PS: If anyone wants to hire me as a job application on-line form design consultant, I’m game. If I have to fill out these awful things, I might as well get paid for it.



Things I do not like in forms encountered in job-hunting on-line
Aaron Solomon Adelman, PhD

1) Forms that are painful to fill in.

2) Asking for things that are already in the resume/CV.

3) Asking for information irrelevant or useless to the job being applied to, such as what county one lives in, typing speed for non-secretaries, whether one has a driver’s license for jobs not involving travel, and how much one can life for jobs not involving manual labor.

4) Asking for the same information every single time one applies for a position and not remembering it from application to application.

5) Requiring two clicks when one will do just as well.

6) Not permitting the user to fill in sensible values in forms.

7) Putting stupid restrictions on the structure of passwords.
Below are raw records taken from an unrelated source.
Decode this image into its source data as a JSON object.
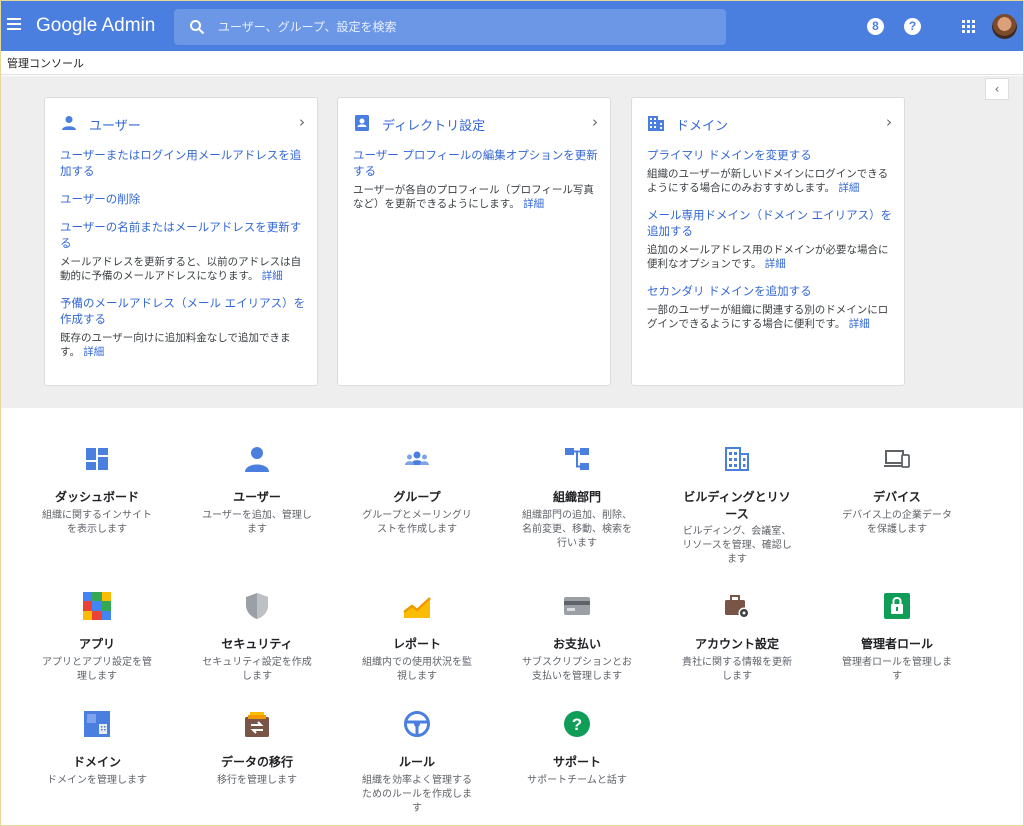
{
  "header": {
    "app_name": "Google Admin",
    "search_placeholder": "ユーザー、グループ、設定を検索",
    "help_label": "?",
    "support_label": "8"
  },
  "breadcrumb": {
    "title": "管理コンソール"
  },
  "cards": [
    {
      "title": "ユーザー",
      "items": [
        {
          "link": "ユーザーまたはログイン用メールアドレスを追加する",
          "desc": "",
          "more": ""
        },
        {
          "link": "ユーザーの削除",
          "desc": "",
          "more": ""
        },
        {
          "link": "ユーザーの名前またはメールアドレスを更新する",
          "desc": "メールアドレスを更新すると、以前のアドレスは自動的に予備のメールアドレスになります。",
          "more": "詳細"
        },
        {
          "link": "予備のメールアドレス（メール エイリアス）を作成する",
          "desc": "既存のユーザー向けに追加料金なしで追加できます。",
          "more": "詳細"
        }
      ]
    },
    {
      "title": "ディレクトリ設定",
      "items": [
        {
          "link": "ユーザー プロフィールの編集オプションを更新する",
          "desc": "ユーザーが各自のプロフィール（プロフィール写真など）を更新できるようにします。",
          "more": "詳細"
        }
      ]
    },
    {
      "title": "ドメイン",
      "items": [
        {
          "link": "プライマリ ドメインを変更する",
          "desc": "組織のユーザーが新しいドメインにログインできるようにする場合にのみおすすめします。",
          "more": "詳細"
        },
        {
          "link": "メール専用ドメイン（ドメイン エイリアス）を追加する",
          "desc": "追加のメールアドレス用のドメインが必要な場合に便利なオプションです。",
          "more": "詳細"
        },
        {
          "link": "セカンダリ ドメインを追加する",
          "desc": "一部のユーザーが組織に関連する別のドメインにログインできるようにする場合に便利です。",
          "more": "詳細"
        }
      ]
    }
  ],
  "tiles": [
    {
      "title": "ダッシュボード",
      "desc": "組織に関するインサイトを表示します",
      "icon": "dashboard-icon"
    },
    {
      "title": "ユーザー",
      "desc": "ユーザーを追加、管理します",
      "icon": "user-icon"
    },
    {
      "title": "グループ",
      "desc": "グループとメーリングリストを作成します",
      "icon": "groups-icon"
    },
    {
      "title": "組織部門",
      "desc": "組織部門の追加、削除、名前変更、移動、検索を行います",
      "icon": "org-units-icon"
    },
    {
      "title": "ビルディングとリソース",
      "desc": "ビルディング、会議室、リソースを管理、確認します",
      "icon": "building-icon"
    },
    {
      "title": "デバイス",
      "desc": "デバイス上の企業データを保護します",
      "icon": "devices-icon"
    },
    {
      "title": "アプリ",
      "desc": "アプリとアプリ設定を管理します",
      "icon": "apps-grid-icon"
    },
    {
      "title": "セキュリティ",
      "desc": "セキュリティ設定を作成します",
      "icon": "shield-icon"
    },
    {
      "title": "レポート",
      "desc": "組織内での使用状況を監視します",
      "icon": "reports-chart-icon"
    },
    {
      "title": "お支払い",
      "desc": "サブスクリプションとお支払いを管理します",
      "icon": "credit-card-icon"
    },
    {
      "title": "アカウント設定",
      "desc": "貴社に関する情報を更新します",
      "icon": "briefcase-gear-icon"
    },
    {
      "title": "管理者ロール",
      "desc": "管理者ロールを管理します",
      "icon": "lock-icon"
    },
    {
      "title": "ドメイン",
      "desc": "ドメインを管理します",
      "icon": "domain-icon"
    },
    {
      "title": "データの移行",
      "desc": "移行を管理します",
      "icon": "data-migration-icon"
    },
    {
      "title": "ルール",
      "desc": "組織を効率よく管理するためのルールを作成します",
      "icon": "steering-wheel-icon"
    },
    {
      "title": "サポート",
      "desc": "サポートチームと話す",
      "icon": "help-circle-icon"
    }
  ],
  "colors": {
    "header_bg": "#4a7fe0",
    "link": "#3367d6",
    "section_bg": "#eeeeee"
  }
}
There is no point in restricting what characters can appear in a password or setting a maximum length. Such restrictions only reduce the work of anyone trying to break into the site.

8) Asking for the same information more than once in the same form. This includes the blatantly stupid idea of asking the applicant for his/her resume twice, once in plain text and once in another format.

9) Allegedly being able to import information from a CV/resume, but refusing to do so.

10) Asking for “confirmation” of anything selected from a pop-up menu which results in reloading the page for anything that could easily be typed as plain text, especially when that data can be easily deduced from data which has already been entered.

11) Opening a second window just to fill in the value of a field.

12) Sites that malfunction so as to render registration difficult or impossible.

13) Text fields which put arbitrary restrictions on the length of the text that can be entered, especially when they are obviously too short.

14) Asking the user to type in “N/A” or some other value to indicate inapplicability when said inapplicability can be easily inferred.

15) Not allowing the applicant to submit a fully-formed resume/CV but instead forcing him/her to tediously submit all the information via forms.

16) Using a job application as an opportunity to try to sell the applicant something.

17) Asking for a Social Security number, which is legally improper.

18) Asking for the applicant to log in after he/she has already logged in just a minute previously.